We used to say that it wasn’t a Jennings family road trip unless the van broke down. It’s starting to seem to me now, that it isn’t an international flight unless they loose your luggage.
I’m traveling with four friends who will all be studying in Sevilla with me this semester. We all took the same red eye flight from Detroit to Frankfurt, Germany. Lyndsay and I were lucky enough to be able to sit together for both flights. We were in the last row of the plane sitting next to an incredibly large Spainard, whom we kindly referred to as Pablo. The flight was uneventful save for the fact that the world’s fattest baby was sitting ten rows up from us. The baby girl (although I must admit Lyndsay and I are still debating the gender of the child — I hold firm to the fact it’s a girl) and her mother made frequent trips to the rest room, which was directly behind us, so that provided entertainment when our movies and iPods did not.
Our layover was more reminiscent of my high school days as I hurriedly carried my backpack, lunchbox and vase for my host family (the only thing I actually took out of my carry on turned checked bag). Gayle would not be traveling with us for the second flight, she had a slightly longer layover in Germany and so we had agreed to meet in baggage claim when she finally arrived in Madrid. We jumped on the flight and slept the entire way.
This is when it got crazy. We got to baggage claim and collected three luggage carts for our combined nine bags. Bag after bag passed by, none of which even slightly resembled mine. The carousel stopped after most people had happily left with their successful luggage experience. The only thing that was left were the four pathetic looking American girls.
So we reported our missing bags. They told us they had no information as to where they were or are. Fantastic. So we wait for Gayle. No flights come. We check the map. Madrid has five terminals — Gayle is in another one. We run to her terminal. Her flight is delayed six hours. We slowly walk back to talk to our luggage claim people. They have found our bags. Great. They just won’t be coming to Madrid until midnight. It is 5pm.

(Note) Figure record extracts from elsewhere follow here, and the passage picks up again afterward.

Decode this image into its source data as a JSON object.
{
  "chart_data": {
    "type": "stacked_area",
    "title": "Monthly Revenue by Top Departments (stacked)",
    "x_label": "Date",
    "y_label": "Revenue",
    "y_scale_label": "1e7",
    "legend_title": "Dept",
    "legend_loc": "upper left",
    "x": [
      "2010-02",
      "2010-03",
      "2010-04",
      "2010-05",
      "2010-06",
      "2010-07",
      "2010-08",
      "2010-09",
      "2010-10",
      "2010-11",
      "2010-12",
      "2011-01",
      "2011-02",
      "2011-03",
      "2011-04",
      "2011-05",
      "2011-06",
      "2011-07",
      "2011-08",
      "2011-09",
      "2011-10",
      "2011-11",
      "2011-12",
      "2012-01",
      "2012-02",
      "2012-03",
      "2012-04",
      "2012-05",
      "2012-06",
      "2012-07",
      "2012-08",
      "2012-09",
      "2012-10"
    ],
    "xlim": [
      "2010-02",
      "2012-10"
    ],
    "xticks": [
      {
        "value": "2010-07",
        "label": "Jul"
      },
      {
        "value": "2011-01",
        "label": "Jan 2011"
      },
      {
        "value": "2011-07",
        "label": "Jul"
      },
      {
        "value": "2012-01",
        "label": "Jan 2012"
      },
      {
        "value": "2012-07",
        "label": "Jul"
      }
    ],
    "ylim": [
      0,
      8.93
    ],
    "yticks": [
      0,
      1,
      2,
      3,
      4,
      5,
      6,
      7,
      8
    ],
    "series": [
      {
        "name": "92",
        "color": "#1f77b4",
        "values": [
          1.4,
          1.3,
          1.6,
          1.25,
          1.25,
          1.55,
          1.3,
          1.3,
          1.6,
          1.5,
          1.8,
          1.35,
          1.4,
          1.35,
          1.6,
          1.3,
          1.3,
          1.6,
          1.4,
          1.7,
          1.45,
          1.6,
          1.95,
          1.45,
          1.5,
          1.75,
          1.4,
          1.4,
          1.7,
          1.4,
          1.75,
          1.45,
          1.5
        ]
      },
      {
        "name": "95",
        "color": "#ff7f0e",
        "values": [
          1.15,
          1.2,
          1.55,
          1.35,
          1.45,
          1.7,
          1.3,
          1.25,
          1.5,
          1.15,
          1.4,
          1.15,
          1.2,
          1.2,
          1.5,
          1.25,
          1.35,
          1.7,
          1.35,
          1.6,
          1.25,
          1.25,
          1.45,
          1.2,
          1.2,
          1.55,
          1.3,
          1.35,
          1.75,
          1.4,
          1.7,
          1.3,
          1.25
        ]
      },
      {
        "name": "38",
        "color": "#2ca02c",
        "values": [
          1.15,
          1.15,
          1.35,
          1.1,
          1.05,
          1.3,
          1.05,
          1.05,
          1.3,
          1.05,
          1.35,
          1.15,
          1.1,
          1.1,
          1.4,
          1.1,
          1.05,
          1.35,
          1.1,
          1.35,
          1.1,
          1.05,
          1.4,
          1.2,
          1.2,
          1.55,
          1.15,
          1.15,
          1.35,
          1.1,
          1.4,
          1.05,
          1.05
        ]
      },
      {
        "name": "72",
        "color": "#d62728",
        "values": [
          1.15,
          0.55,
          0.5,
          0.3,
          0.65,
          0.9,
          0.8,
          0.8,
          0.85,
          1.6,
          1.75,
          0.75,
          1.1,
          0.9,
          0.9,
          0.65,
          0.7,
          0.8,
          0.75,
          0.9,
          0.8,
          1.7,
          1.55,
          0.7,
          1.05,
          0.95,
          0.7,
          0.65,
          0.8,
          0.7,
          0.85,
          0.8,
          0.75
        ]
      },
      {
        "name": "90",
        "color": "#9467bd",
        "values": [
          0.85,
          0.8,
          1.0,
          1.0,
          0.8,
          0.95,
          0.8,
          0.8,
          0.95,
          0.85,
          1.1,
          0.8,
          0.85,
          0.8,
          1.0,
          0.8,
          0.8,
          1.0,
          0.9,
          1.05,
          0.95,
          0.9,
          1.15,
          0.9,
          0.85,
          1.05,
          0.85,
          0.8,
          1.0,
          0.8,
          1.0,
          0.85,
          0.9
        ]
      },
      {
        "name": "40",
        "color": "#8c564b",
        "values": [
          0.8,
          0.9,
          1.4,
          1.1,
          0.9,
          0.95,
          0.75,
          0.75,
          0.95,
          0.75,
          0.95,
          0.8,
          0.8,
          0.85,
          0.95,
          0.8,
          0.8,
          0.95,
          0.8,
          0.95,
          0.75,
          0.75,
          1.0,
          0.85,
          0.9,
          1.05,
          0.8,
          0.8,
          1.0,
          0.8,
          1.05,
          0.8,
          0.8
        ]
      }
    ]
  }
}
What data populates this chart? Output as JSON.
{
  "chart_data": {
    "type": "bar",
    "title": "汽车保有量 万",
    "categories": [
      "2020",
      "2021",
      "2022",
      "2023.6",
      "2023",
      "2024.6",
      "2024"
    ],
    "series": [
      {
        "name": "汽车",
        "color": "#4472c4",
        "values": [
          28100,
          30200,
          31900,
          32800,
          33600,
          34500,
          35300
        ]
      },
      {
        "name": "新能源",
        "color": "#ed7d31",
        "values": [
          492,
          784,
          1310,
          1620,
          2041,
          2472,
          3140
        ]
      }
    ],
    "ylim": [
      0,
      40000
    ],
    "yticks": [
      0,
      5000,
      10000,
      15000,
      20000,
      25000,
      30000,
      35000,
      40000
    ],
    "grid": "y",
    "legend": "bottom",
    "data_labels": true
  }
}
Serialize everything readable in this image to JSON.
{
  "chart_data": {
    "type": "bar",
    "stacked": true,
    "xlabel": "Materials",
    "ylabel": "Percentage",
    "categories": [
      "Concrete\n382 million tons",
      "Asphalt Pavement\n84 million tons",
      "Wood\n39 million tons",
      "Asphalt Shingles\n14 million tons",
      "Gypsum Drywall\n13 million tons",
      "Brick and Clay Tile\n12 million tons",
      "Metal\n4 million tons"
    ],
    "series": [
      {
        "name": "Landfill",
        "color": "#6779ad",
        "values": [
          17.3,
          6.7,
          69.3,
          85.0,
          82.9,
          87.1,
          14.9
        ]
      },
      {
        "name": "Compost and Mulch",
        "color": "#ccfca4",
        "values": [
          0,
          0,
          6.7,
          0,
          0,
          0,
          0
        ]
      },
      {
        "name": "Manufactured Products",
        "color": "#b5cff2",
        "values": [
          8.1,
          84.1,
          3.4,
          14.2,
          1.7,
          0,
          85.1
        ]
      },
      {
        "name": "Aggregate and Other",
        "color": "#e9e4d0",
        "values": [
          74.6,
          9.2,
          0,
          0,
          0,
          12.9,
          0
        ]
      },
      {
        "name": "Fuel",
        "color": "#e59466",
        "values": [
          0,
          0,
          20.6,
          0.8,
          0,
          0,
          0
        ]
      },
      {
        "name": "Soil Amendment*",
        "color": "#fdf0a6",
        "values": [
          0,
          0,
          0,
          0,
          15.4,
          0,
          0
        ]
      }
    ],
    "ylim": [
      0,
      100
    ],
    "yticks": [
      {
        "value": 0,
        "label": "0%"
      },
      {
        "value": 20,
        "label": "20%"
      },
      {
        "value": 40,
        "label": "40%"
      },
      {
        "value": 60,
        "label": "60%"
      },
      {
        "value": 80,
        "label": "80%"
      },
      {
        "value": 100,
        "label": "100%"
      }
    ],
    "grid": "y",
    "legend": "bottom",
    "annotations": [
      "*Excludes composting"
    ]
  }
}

Awesome. So we made our way to our cute hostel in downtown Madrid run by two young friends. It’s quite the experience. The walls are painted a brick red color and there are risqué chalk drawn murals everywhere. It’s a funky place.
So now, I write this from a kitchen amidst student from Germany, Korea, Spain, China and England. Languages are flying back and forth like games of ping pong and I’m trying to pick up the Spanish where I can.
Even with the stress at the airport I must say the only bad part of the day is that I’m wearing sweatpants and sweatshirts in a country full of people that look like they belong on the cover of a fashion magazine. There are children in diapers that look more put together than I do.
Alas.
We used to say that it wasn’t a Jennings family road trip unless the van broke down. It’s starting to seem to me now, that it isn’t an international flight unless they loose your luggage.